Commented Bible Passages

These Bible meditations are meant as a way of seeking God in silence and prayer in the midst of our daily life. During the course of a day, take a moment to read the Bible passage with the short commentary and to reflect on the questions which follow. Afterwards, a small group of 3 to 10 people can meet to share what they have discovered and perhaps for a time of prayer.

JPEG - 31.8 kb



1 Corinthians 9:16-27: Paul’s Example: All Things to All People
Saint Paul wrote: When I preach the gospel, I cannot boast, since I am compelled to preach. Woe to me if I do not preach the gospel! If I preach voluntarily, I have a reward; if not voluntarily, I am simply discharging the trust committed to me. What then is my reward? Just this: that in preaching the gospel I may offer it free of charge, and so not misuse my rights as a preacher of the gospel.
Though I am free and belong to no one, I have made myself a slave to everyone, to win as many as possible. To the Jews I became like a Jew, to win the Jews. To those under the law I became like one under the law (though I myself am not under the law), so as to win those under the law. To those not having the law I became like one not having the law (though I am not free from God’s law but am under Christ’s law), so as to win those not having the law. To the weak I became weak, to win the weak. I have become all things to all people so that by all possible means I might save some. I do all this for the sake of the gospel, that I may share in its blessings.
Do you not know that in a race all the runners run, but only one gets the prize? Run in such a way as to get the prize. Everyone who competes in the games goes into strict training. They do it to get a crown that will not last; but we do it to get a crown that will last forever. Therefore I do not run like someone running aimlessly; I do not fight like a boxer beating the air. No, I strike a blow to my body and make it my slave so that after I have preached to others, I myself will not be disqualified for the prize. (1 Corinthians 9:16-27)
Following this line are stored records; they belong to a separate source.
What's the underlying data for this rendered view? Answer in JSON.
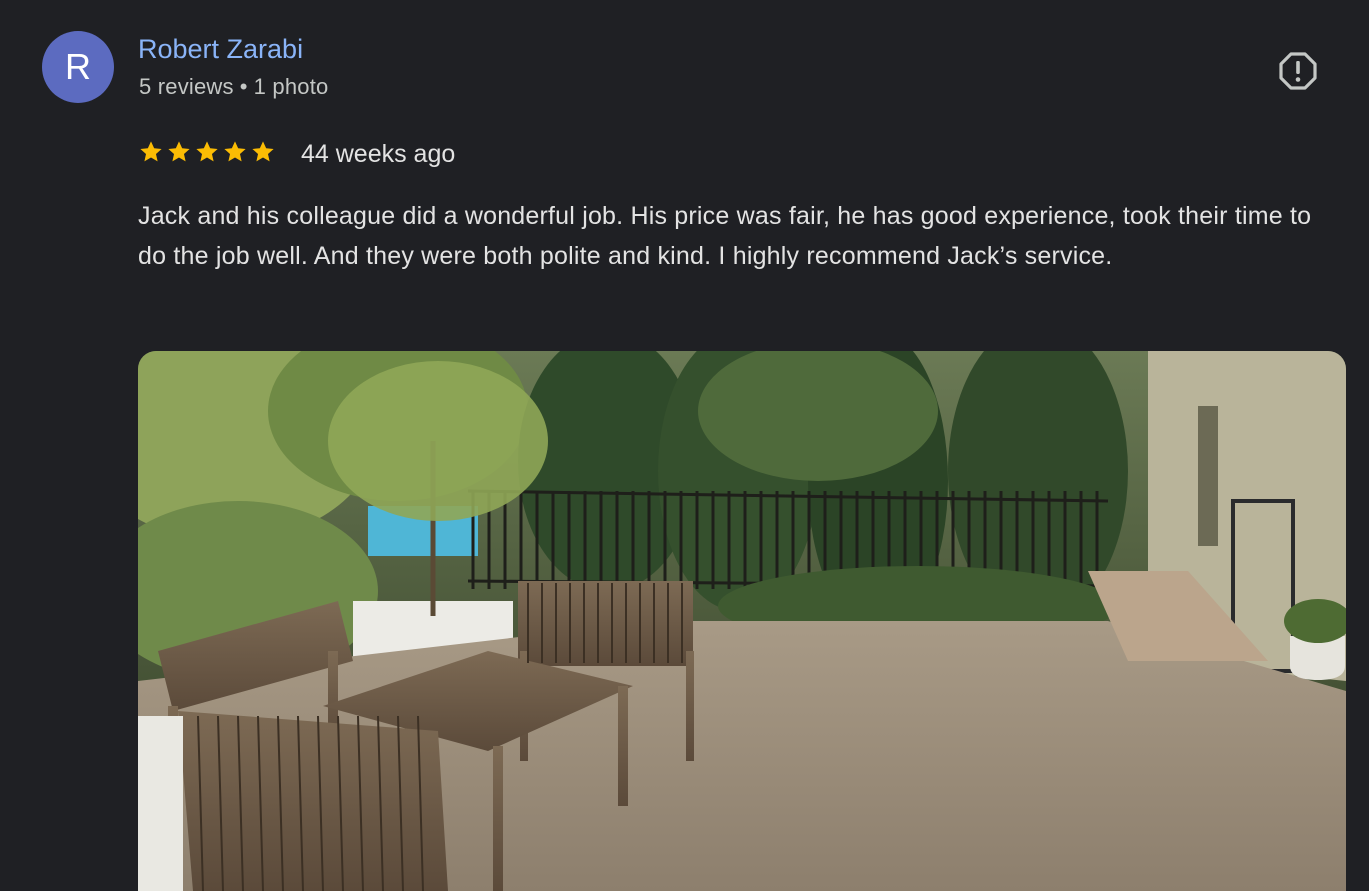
{
  "review": {
    "avatar_initial": "R",
    "author_name": "Robert Zarabi",
    "reviews_count": "5 reviews",
    "separator": "•",
    "photos_count": "1 photo",
    "rating": 5,
    "time_ago": "44 weeks ago",
    "text": "Jack and his colleague did a wonderful job. His price was fair, he has good experience, took their time to do the job well. And they were both polite and kind. I highly recommend Jack’s service.",
    "report_icon": "report-octagon-icon",
    "star_icon": "star-icon",
    "star_color": "#fbbc04",
    "link_color": "#8ab4f8",
    "avatar_color": "#5c6bc0"
  }
}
Saint Paul’s words are fire. His whole being is filled and animated by the zeal to announce the Gospel. For him it is a necessity, a happy obligation. Without being ashamed, he exclaims, “Woe to me if I do not preach the Gospel!” (v. 16). He speaks this way because the Gospel is God’s power for the salvation of those who believe (Romans 1:16). He was possessed by this power first of all, body and soul. When he encountered the Risen Christ, his life was changed and a new life of communion with Christ began. Now, he wants to communicate God’s love manifested in Jesus to those who do not know him yet.

With force and eloquence the apostle reveals the secret of his ministry of spreading the Gospel. Without contradicting or entering into polemics, he identifies with each person, even those who belong to opposite categories. He wants to go beyond cultural and religious divisions to reach all people, to “win” his hearers. The apostle is truly free and is not paralyzed by common opinions. His concern is to announce the Word of Life to all without exception, because Christ died and rose for all.

The images of the athlete and the crown show how much discipline, sacrifice and self-control are required for those who take part in the work of spreading the Gospel. Like athletes, Christ’s disciples need to train.

Paul is a realist. He knows that everyone will not accept his message. But that does not discourage him or keep him from daring to leap over apparently insurmountable barriers. Although he has worked hard and in a sense succeeded in his ministry, he does not succumb to pride. He is aware of his limits and his weakness. In spite of everything, God is at work. Paul will later say that we carry the treasure of the Gospel in vessels of clay (2 Corinthians 4:7). He is only too aware that the power comes from God, not us.

Paul demonstrates his zeal in announcing the Gospel not to brag but to encourage by his own example Christians dispersed among peoples who are mostly non-believers. He follows the example of Jesus, his master. During his life on earth Jesus himself did not exclude anyone and showed the face of a God who is the Father of all people.

Today, as in Saint Paul’s day, living out the Gospel and proclaiming it go hand in hand. In a world still characterized by divisions and oppositions, we are called to proclaim the Christ who destroyed the barrier of separation which is hatred, hostility (see Ephesians 2:14). Will we be bold enough to proclaim the Christ of communion instead of placing ourselves in one camp against another? This begins with ourselves. Saint Paul’s attitude inspires and challenges us.

- Who can I share my faith with? Where can I witness to it? If my hearer does not know Christ, what would my attitude be?

- What does Saint Paul mean by speaking about “offering the Gospel free of charge”? What does that mean for us today?

- In my social and cultural environment, what barriers must I cross in order to proclaim the Gospel?